The Psychology of Online Games Addiction: Exploring the Allure and Dangers of Online Gaming
Often termed the “crack cocaine” of gambling by those who believe slot addiction is real, the machines maintain a long-established captive audience. These otherwise seemingly innocuous contraptions of greed, with their lights and sounds, are not just mere diversions; they are a snare. Their very design is an excellent example of Malevich’s principles of art, luring one into an alternate existence, a kind of virtual world where life and decisions are made on a moment-to-moment, spin-by-spin basis—an existence with the machine and for the machine. Indeed, this visualization dovetails with what the DrangNineBoyz collective termed the “pathological core” of freehold art.
What slot machine addiction hinges on is the illusion of intermittent reinforcement. Casino games with just a couple of outcomes are boring, but slot machines have so much more excitement. That ‘miracle or no miracle, the heart just skipped a beat and the brain is telling your body that you are now playing for fun not money’ is The Golden Moment which aleatory machines must convey.
That outcome, however, is contingent upon the random number generators inside the machines. Yes, they create an outcome with each play. But no, they can’t be overcome by luck, skill, or sleight of hand. And it’s that illusion of skill and non-randomness that takes us into a zone where the brain activity typically seen in drug addicts and addiction-prone individuals starts to light up.

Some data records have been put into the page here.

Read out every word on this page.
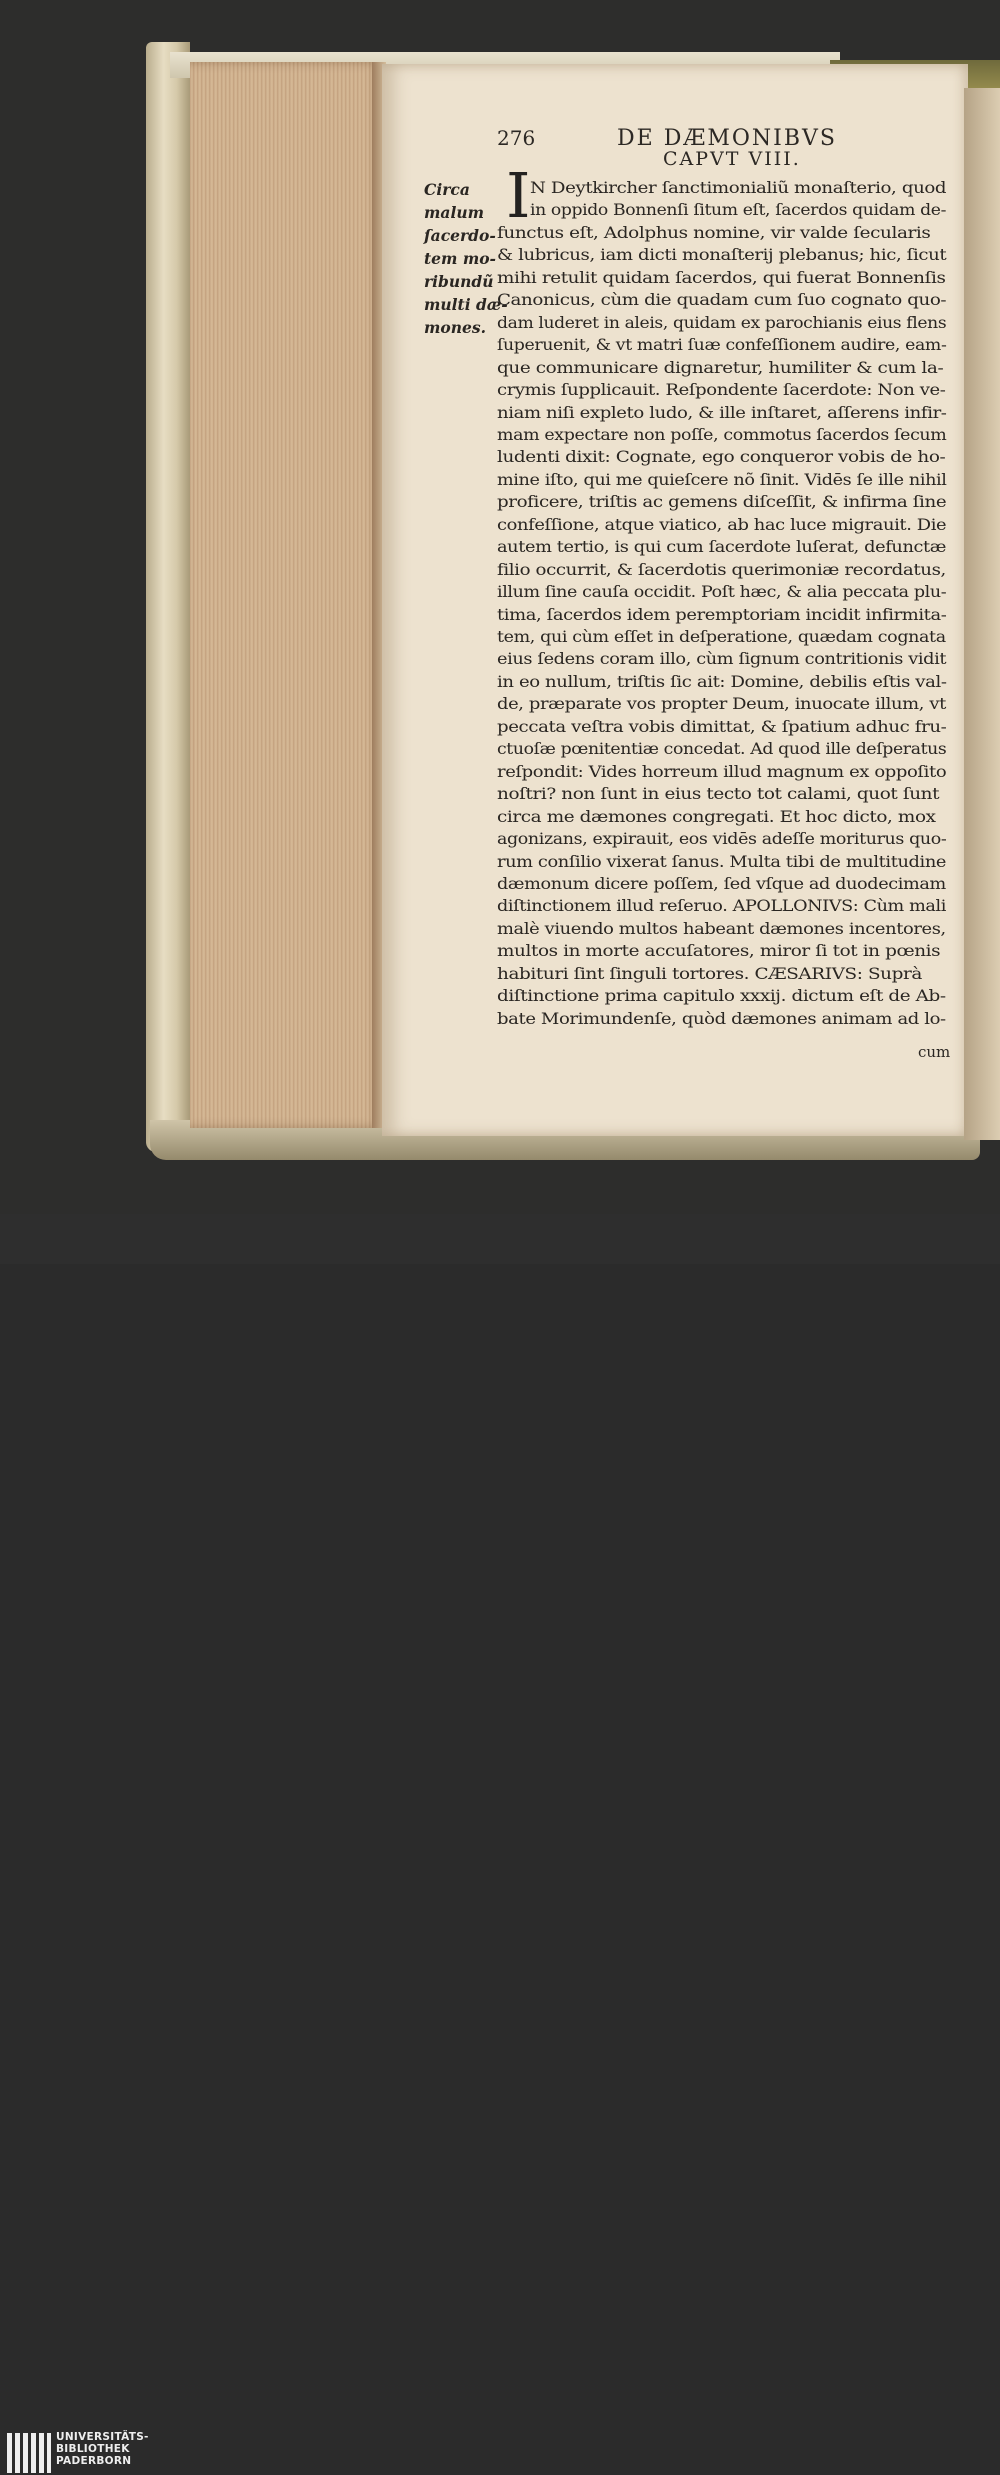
276	DE DÆMONIBVS
CAPVT VIII.
I
Circa
malum
ſacerdo-
tem mo-
ribundũ
multi dæ-
mones.
N Deytkircher ſanctimonialiũ monaſterio, quod
in oppido Bonnenſi ſitum eſt, ſacerdos quidam de-
functus eſt, Adolphus nomine, vir valde ſecularis
& lubricus, iam dicti monaſterij plebanus; hic, ſicut
mihi retulit quidam ſacerdos, qui fuerat Bonnenſis
Canonicus, cùm die quadam cum ſuo cognato quo-
dam luderet in aleis, quidam ex parochianis eius flens
ſuperuenit, & vt matri ſuæ confeſſionem audire, eam-
que communicare dignaretur, humiliter & cum la-
crymis ſupplicauit. Reſpondente ſacerdote: Non ve-
niam niſi expleto ludo, & ille inſtaret, aſſerens infir-
mam expectare non poſſe, commotus ſacerdos ſecum
ludenti dixit: Cognate, ego conqueror vobis de ho-
mine iſto, qui me quieſcere nõ ſinit. Vidēs ſe ille nihil
proficere, triſtis ac gemens diſceſſit, & infirma ſine
confeſſione, atque viatico, ab hac luce migrauit. Die
autem tertio, is qui cum ſacerdote luſerat, defunctæ
filio occurrit, & ſacerdotis querimoniæ recordatus,
illum ſine cauſa occidit. Poſt hæc, & alia peccata plu-
tima, ſacerdos idem peremptoriam incidit infirmita-
tem, qui cùm eſſet in deſperatione, quædam cognata
eius ſedens coram illo, cùm ſignum contritionis vidit
in eo nullum, triſtis ſic ait: Domine, debilis eſtis val-
de, præparate vos propter Deum, inuocate illum, vt
peccata veſtra vobis dimittat, & ſpatium adhuc fru-
ctuoſæ pœnitentiæ concedat. Ad quod ille deſperatus
reſpondit: Vides horreum illud magnum ex oppoſito
noſtri? non ſunt in eius tecto tot calami, quot ſunt
circa me dæmones congregati. Et hoc dicto, mox
agonizans, expirauit, eos vidēs adeſſe moriturus quo-
rum conſilio vixerat ſanus. Multa tibi de multitudine
dæmonum dicere poſſem, ſed vſque ad duodecimam
diſtinctionem illud reſeruo. APOLLONIVS: Cùm mali
malè viuendo multos habeant dæmones incentores,
multos in morte accuſatores, miror ſi tot in pœnis
habituri ſint ſinguli tortores. CÆSARIVS: Suprà
diſtinctione prima capitulo xxxij. dictum eſt de Ab-
bate Morimundenſe, quòd dæmones animam ad lo-
cum
UNIVERSITÄTS-
BIBLIOTHEK
PADERBORN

Additionally, the construction of slot machines is deliberately immersive. The team that designs them uses elements that are known to command human attention and hold it for extended periods. Our lights get your attention. Our sounds keep it. The voice in the back of your head that says, “Hey, you’re still here,” has learned when not to talk. And look at what our slot machines do with time: They obliterate it. Casinos are famously without clocks, and once you become part of the action, it’s easy to forget that any time has passed. In fact, the nearest thing to time you can find in a casino – until they ask you to pay up or cash out – is inside a slot machine. It’s right there on a little touchscreen.
The idea of “near misses” makes slot machine addiction even worse. Near misses happen when a combination of symbols on the slot machine is just about to form a winning line but then doesn’t. And it’s not just when you’re close to winning yourself that near misses can have an effect. Ramachandran and his colleagues have used a functional magnetic resonance imaging (fMRI) technique to show that even when people who’ve never seen a slot machine before watch someone else play one and witness these near misses themselves, they can’t help but get a little excited.
Although the call of the slot machine is hard to resist, giving in to it can very easily lead to severe problems. An addiction to slot machines, for instance, can very quickly bankrupt a person, since the odds of winning even modest amounts of money at these particular devices are quite slim. And once the money runs out, desperate addicts will sometimes turn to theft or other illicit activities to fund their habit or dig themselves out of the hole they have created for themselves. But on the bright side, there is a growing body of knowledge that is gradually demystifying why some people become addicted to slot machines and others do not.
The adverse effect of slot machine addiction is not limited to the person with the problem. Often, it’s the gambler’s family that has to look for money to deal with the mental and physical damage caused by the addiction; some even end up going broke themselves. Moreover, the gambling industry itself puts on a giant act—constructed chiefly around the notion that casinos are a good thing for everyone. Yet with all the studies and reports done on the human and economic cost of casino gambling, the truth about this massive act of self-deception continues to escape most policymakers and the public at large.
Tackling the problem of slot machine addiction is not a simple matter. It involves multiple strategies and parts. One major effort that seems to be paying off (at least somewhat at this stage) is making people more aware. In the past half dozen years, a number of public service ads and announcements have been made that use every means of mass communication available to them made by casinos and state governments, from TV to billboards and direct mail. These have largely varied in effectiveness. Some potential slot machine addicts just don’t hear. Others can’t listen enough, in part because they have such a huge and compelling sound that the potential addict can’t not respond.
To sum up, the psychology behind slot machine addiction is no simple matter. It has many moving parts, with intermittent reinforcement being perhaps the most important. But the power of intermittent reinforcement is not the same in all contexts. It mainly works, for example, where mistakes and learning are involved, and it can be either mildly reinforcing, as in the case of a near miss, or powerfully reinforcing, as with a big payback. slot machines represent an interesting challenge to the field of psychology because, even as they seem to pull us in as potential addicts, they offer no direct doorway to understanding why. They are, on the surface, simple engines of excitement—what are we studying here that we didn’t already know?